= Thomas Burke (bishop) =

Irish Dominican and Roman Catholic Bishop of Ossory

Thomas Burke (Thomas De Burgo) (c. 1709 in Dublin, Ireland – 25 September 1776 in Kilkenny) was an Irish Dominican and Roman Catholic Bishop of Ossory.

==Life==
Burke travelled to Rome in 1723 and there was placed under the care of his namesake and kinsman, a Dominican, Father Thomas Burke, who prepared him for admission into the order. A dispensation was obtained from the Sacred Congregation, and on 14 June 1724, he was clothed with the Dominican habit before he had attained his fifteenth year.

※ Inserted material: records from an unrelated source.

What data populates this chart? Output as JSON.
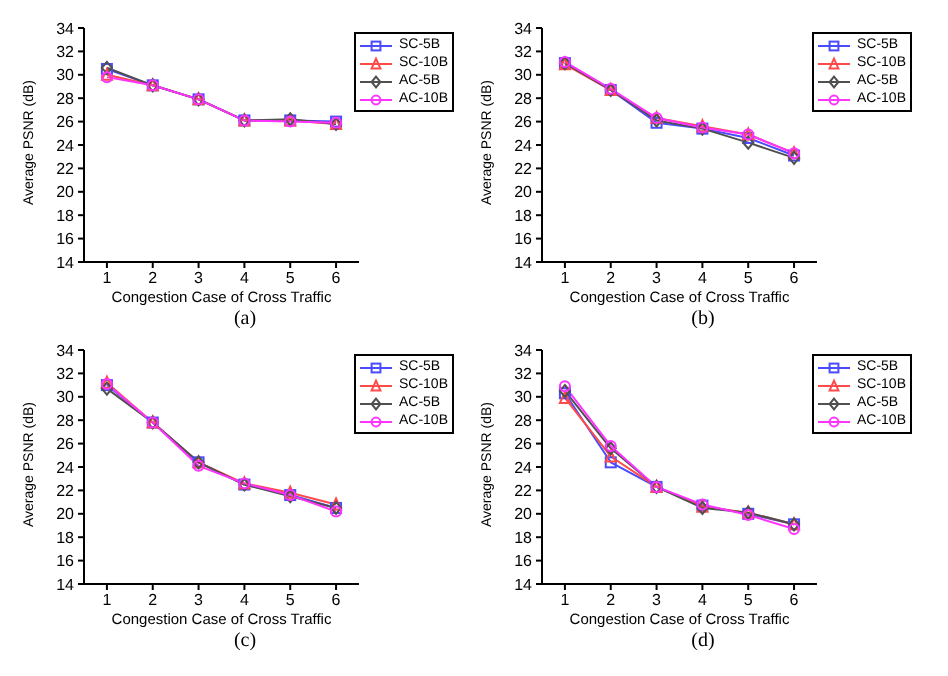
{
  "chart_data": [
    {
      "type": "line",
      "title": "(a)",
      "xlabel": "Congestion Case of Cross Traffic",
      "ylabel": "Average PSNR (dB)",
      "x": [
        1,
        2,
        3,
        4,
        5,
        6
      ],
      "xlim": [
        0.5,
        6.5
      ],
      "xticks": [
        1,
        2,
        3,
        4,
        5,
        6
      ],
      "ylim": [
        14,
        34
      ],
      "yticks": [
        14,
        16,
        18,
        20,
        22,
        24,
        26,
        28,
        30,
        32,
        34
      ],
      "grid": false,
      "legend": "top right",
      "line_style": "solid",
      "series": [
        {
          "name": "SC-5B",
          "color": "#4a4aff",
          "marker": "square",
          "values": [
            30.5,
            29.1,
            27.9,
            26.1,
            26.1,
            26.0
          ]
        },
        {
          "name": "SC-10B",
          "color": "#ff4a4a",
          "marker": "triangle",
          "values": [
            30.0,
            29.1,
            27.9,
            26.1,
            26.1,
            25.8
          ]
        },
        {
          "name": "AC-5B",
          "color": "#505050",
          "marker": "diamond",
          "values": [
            30.6,
            29.1,
            27.9,
            26.1,
            26.2,
            25.8
          ]
        },
        {
          "name": "AC-10B",
          "color": "#ff33ff",
          "marker": "circle",
          "values": [
            29.8,
            29.1,
            27.9,
            26.1,
            26.0,
            25.9
          ]
        }
      ]
    },
    {
      "type": "line",
      "title": "(b)",
      "xlabel": "Congestion Case of Cross Traffic",
      "ylabel": "Average PSNR (dB)",
      "x": [
        1,
        2,
        3,
        4,
        5,
        6
      ],
      "xlim": [
        0.5,
        6.5
      ],
      "xticks": [
        1,
        2,
        3,
        4,
        5,
        6
      ],
      "ylim": [
        14,
        34
      ],
      "yticks": [
        14,
        16,
        18,
        20,
        22,
        24,
        26,
        28,
        30,
        32,
        34
      ],
      "grid": false,
      "legend": "top right",
      "line_style": "solid",
      "series": [
        {
          "name": "SC-5B",
          "color": "#4a4aff",
          "marker": "square",
          "values": [
            31.0,
            28.7,
            25.9,
            25.4,
            24.6,
            23.1
          ]
        },
        {
          "name": "SC-10B",
          "color": "#ff4a4a",
          "marker": "triangle",
          "values": [
            30.9,
            28.7,
            26.3,
            25.6,
            24.9,
            23.3
          ]
        },
        {
          "name": "AC-5B",
          "color": "#505050",
          "marker": "diamond",
          "values": [
            31.0,
            28.7,
            26.1,
            25.4,
            24.2,
            22.9
          ]
        },
        {
          "name": "AC-10B",
          "color": "#ff33ff",
          "marker": "circle",
          "values": [
            31.1,
            28.8,
            26.3,
            25.5,
            24.9,
            23.3
          ]
        }
      ]
    },
    {
      "type": "line",
      "title": "(c)",
      "xlabel": "Congestion Case of Cross Traffic",
      "ylabel": "Average PSNR (dB)",
      "x": [
        1,
        2,
        3,
        4,
        5,
        6
      ],
      "xlim": [
        0.5,
        6.5
      ],
      "xticks": [
        1,
        2,
        3,
        4,
        5,
        6
      ],
      "ylim": [
        14,
        34
      ],
      "yticks": [
        14,
        16,
        18,
        20,
        22,
        24,
        26,
        28,
        30,
        32,
        34
      ],
      "grid": false,
      "legend": "top right",
      "line_style": "solid",
      "series": [
        {
          "name": "SC-5B",
          "color": "#4a4aff",
          "marker": "square",
          "values": [
            31.0,
            27.8,
            24.4,
            22.5,
            21.6,
            20.5
          ]
        },
        {
          "name": "SC-10B",
          "color": "#ff4a4a",
          "marker": "triangle",
          "values": [
            31.2,
            27.8,
            24.4,
            22.6,
            21.8,
            20.8
          ]
        },
        {
          "name": "AC-5B",
          "color": "#505050",
          "marker": "diamond",
          "values": [
            30.7,
            27.8,
            24.4,
            22.5,
            21.5,
            20.5
          ]
        },
        {
          "name": "AC-10B",
          "color": "#ff33ff",
          "marker": "circle",
          "values": [
            31.1,
            27.8,
            24.1,
            22.6,
            21.6,
            20.2
          ]
        }
      ]
    },
    {
      "type": "line",
      "title": "(d)",
      "xlabel": "Congestion Case of Cross Traffic",
      "ylabel": "Average PSNR (dB)",
      "x": [
        1,
        2,
        3,
        4,
        5,
        6
      ],
      "xlim": [
        0.5,
        6.5
      ],
      "xticks": [
        1,
        2,
        3,
        4,
        5,
        6
      ],
      "ylim": [
        14,
        34
      ],
      "yticks": [
        14,
        16,
        18,
        20,
        22,
        24,
        26,
        28,
        30,
        32,
        34
      ],
      "grid": false,
      "legend": "top right",
      "line_style": "solid",
      "series": [
        {
          "name": "SC-5B",
          "color": "#4a4aff",
          "marker": "square",
          "values": [
            30.3,
            24.4,
            22.3,
            20.7,
            20.0,
            19.1
          ]
        },
        {
          "name": "SC-10B",
          "color": "#ff4a4a",
          "marker": "triangle",
          "values": [
            29.9,
            24.9,
            22.3,
            20.6,
            20.1,
            19.1
          ]
        },
        {
          "name": "AC-5B",
          "color": "#505050",
          "marker": "diamond",
          "values": [
            30.5,
            25.6,
            22.3,
            20.5,
            20.1,
            19.1
          ]
        },
        {
          "name": "AC-10B",
          "color": "#ff33ff",
          "marker": "circle",
          "values": [
            30.9,
            25.8,
            22.3,
            20.8,
            19.9,
            18.7
          ]
        }
      ]
    }
  ]
}
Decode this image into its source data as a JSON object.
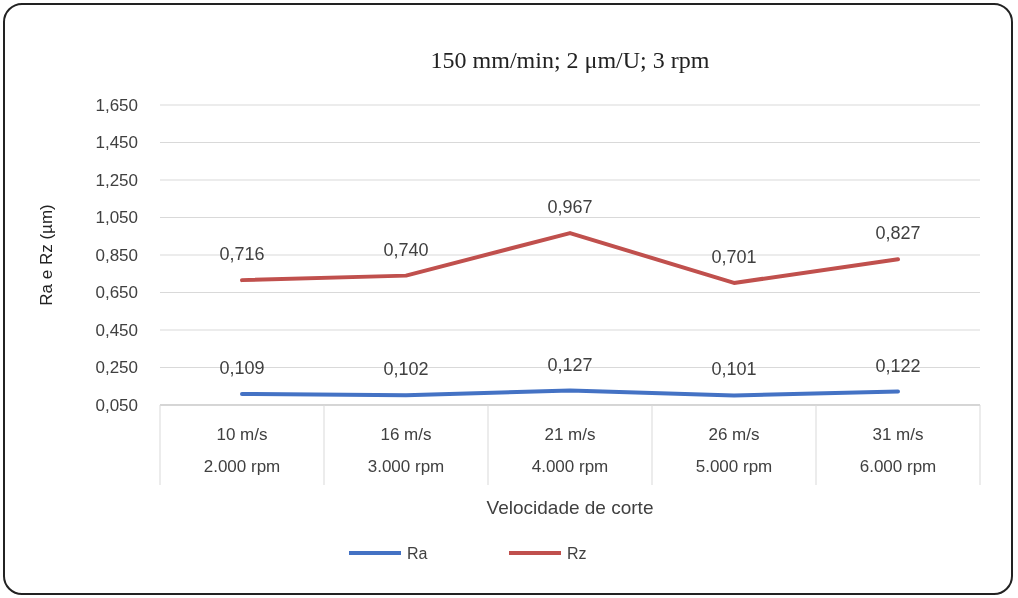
{
  "chart_data": {
    "type": "line",
    "title": "150 mm/min; 2 μm/U; 3 rpm",
    "xlabel": "Velocidade de corte",
    "ylabel": "Ra e Rz (µm)",
    "categories": [
      "10 m/s\n2.000 rpm",
      "16 m/s\n3.000 rpm",
      "21 m/s\n4.000 rpm",
      "26 m/s\n5.000 rpm",
      "31 m/s\n6.000 rpm"
    ],
    "series": [
      {
        "name": "Ra",
        "color": "#4472c4",
        "values": [
          0.109,
          0.102,
          0.127,
          0.101,
          0.122
        ],
        "value_labels": [
          "0,109",
          "0,102",
          "0,127",
          "0,101",
          "0,122"
        ]
      },
      {
        "name": "Rz",
        "color": "#c0504d",
        "values": [
          0.716,
          0.74,
          0.967,
          0.701,
          0.827
        ],
        "value_labels": [
          "0,716",
          "0,740",
          "0,967",
          "0,701",
          "0,827"
        ]
      }
    ],
    "ylim": [
      0.05,
      1.65
    ],
    "yticks": [
      {
        "value": 0.05,
        "label": "0,050"
      },
      {
        "value": 0.25,
        "label": "0,250"
      },
      {
        "value": 0.45,
        "label": "0,450"
      },
      {
        "value": 0.65,
        "label": "0,650"
      },
      {
        "value": 0.85,
        "label": "0,850"
      },
      {
        "value": 1.05,
        "label": "1,050"
      },
      {
        "value": 1.25,
        "label": "1,250"
      },
      {
        "value": 1.45,
        "label": "1,450"
      },
      {
        "value": 1.65,
        "label": "1,650"
      }
    ],
    "grid": "y",
    "legend": "bottom",
    "marker": "none",
    "line_style": "solid"
  }
}
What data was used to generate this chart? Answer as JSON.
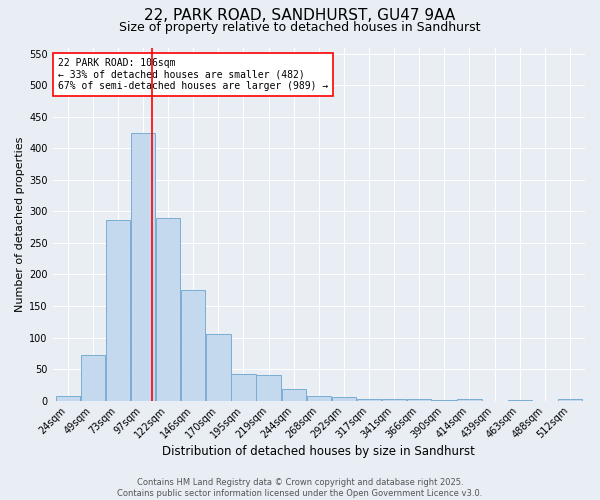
{
  "title1": "22, PARK ROAD, SANDHURST, GU47 9AA",
  "title2": "Size of property relative to detached houses in Sandhurst",
  "xlabel": "Distribution of detached houses by size in Sandhurst",
  "ylabel": "Number of detached properties",
  "categories": [
    "24sqm",
    "49sqm",
    "73sqm",
    "97sqm",
    "122sqm",
    "146sqm",
    "170sqm",
    "195sqm",
    "219sqm",
    "244sqm",
    "268sqm",
    "292sqm",
    "317sqm",
    "341sqm",
    "366sqm",
    "390sqm",
    "414sqm",
    "439sqm",
    "463sqm",
    "488sqm",
    "512sqm"
  ],
  "values": [
    7,
    72,
    287,
    425,
    290,
    175,
    105,
    42,
    40,
    18,
    8,
    5,
    3,
    2,
    3,
    1,
    3,
    0,
    1,
    0,
    3
  ],
  "bar_color": "#c5d9ee",
  "bar_edge_color": "#7aadd4",
  "annotation_text_line1": "22 PARK ROAD: 106sqm",
  "annotation_text_line2": "← 33% of detached houses are smaller (482)",
  "annotation_text_line3": "67% of semi-detached houses are larger (989) →",
  "annotation_box_facecolor": "white",
  "annotation_box_edgecolor": "red",
  "vline_color": "red",
  "ylim": [
    0,
    560
  ],
  "yticks": [
    0,
    50,
    100,
    150,
    200,
    250,
    300,
    350,
    400,
    450,
    500,
    550
  ],
  "title1_fontsize": 11,
  "title2_fontsize": 9,
  "xlabel_fontsize": 8.5,
  "ylabel_fontsize": 8,
  "tick_fontsize": 7,
  "annotation_fontsize": 7,
  "footer_fontsize": 6,
  "background_color": "#e8eef4",
  "footer_line1": "Contains HM Land Registry data © Crown copyright and database right 2025.",
  "footer_line2": "Contains public sector information licensed under the Open Government Licence v3.0.",
  "vline_bin_index": 3.37
}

Young Burke showed special aptitude for study and with the permission of the master general was allowed to begin his course during his novitiate. Two years were given to philosophy and five to theology. So marked was his progress in studies and letters that he was singled out, even though yet a novice, by special marks of affection from Pope Benedict XIII. During the reconstruction of St. Sixtus' in 1727 and 1728, the pontiff visited the Irish Dominicans once a week, taking part in their community exercises, becoming familiar with the friars and especially with Burke.

He was gradually promoted to the highest theological honours of the order, being charged successively with all the official duties in a regular Dominican studium. He held the office of regent of studies for six years. In 1742 the Master General, Thomas Ripoll, personally conferred on him the degree of Master of Theology.

The following year he returned to Dublin where he took up the work of the ministry. A general chapter of the order held at Bologna in 1748 passed an ordinance that in all the immediately following provincial chapters a historiographer should be appointed in every province. This order did not reach Ireland from Rome in time for the provincial chapter which was convened the following year at Dublin, and to which assembly Father Burke had been elected by his brethren as Definitor. At the subsequent chapter, however, of 1753 he was appointed historian of his province. The same honour of Definitor was conferred again in 1757.

Father Burke while in Rome was commissioned by the Irish clergy, through Bishop Michael MacDonagh OP of Kilmore, to obtain from the Holy See ten new offices of Irish saints. After his return to Ireland, he was entrusted with a similar commission by the Archbishop of Dublin, the Most Rev. John Linegar, and the Bishops of Ireland for fourteen other feasts of the Irish saints. The decrees were given respectively 8 July 1741 and 1 July 1747. Both original documents are preserved in the archives of St. Clement's, Rome.

Father Burke was promoted by Pope Clement XIII in 1759, to the See of Ossory, which he governed for seventeen years. An accurate portrait of Bishop Burke is possessed by the Dominican nuns of Drogheda, Ireland.

==Works==
He is known to posterity more on account of his learned work Hibernia Dominicana, than by any other claim. The work was nominally published at Cologne, but in reality it came from the press of Edmund Finn of Kilkenny, in 1762. The author gave to it four years of incessant labour, and in 1772 he added a "Supplementum" which was a vindication of Rinuccini, the nuncio of Pope Innocent X, of the charges brought against him by the supreme council of Confederate Catholics during his residence in Ireland. Question of the oath of allegiance and fear of subverting "that fidelity and submission which we acknowledge ourselves to owe from duty and from gratitude to his Majesty King George III" caused seven of the Irish Bishops to condemn the "Hibernia Dominicana" and "Supplementum". (For defense of Bishop Burke see Coleman, Ir. Eccl. Record.) "Promptuarium dogmatico canonico morale", a work of the celebrated Spanish Dominican Larrago, enlarged and accommodated to its day by Father Burke, was about to be published in 1753 when his appointment as historian interrupted it.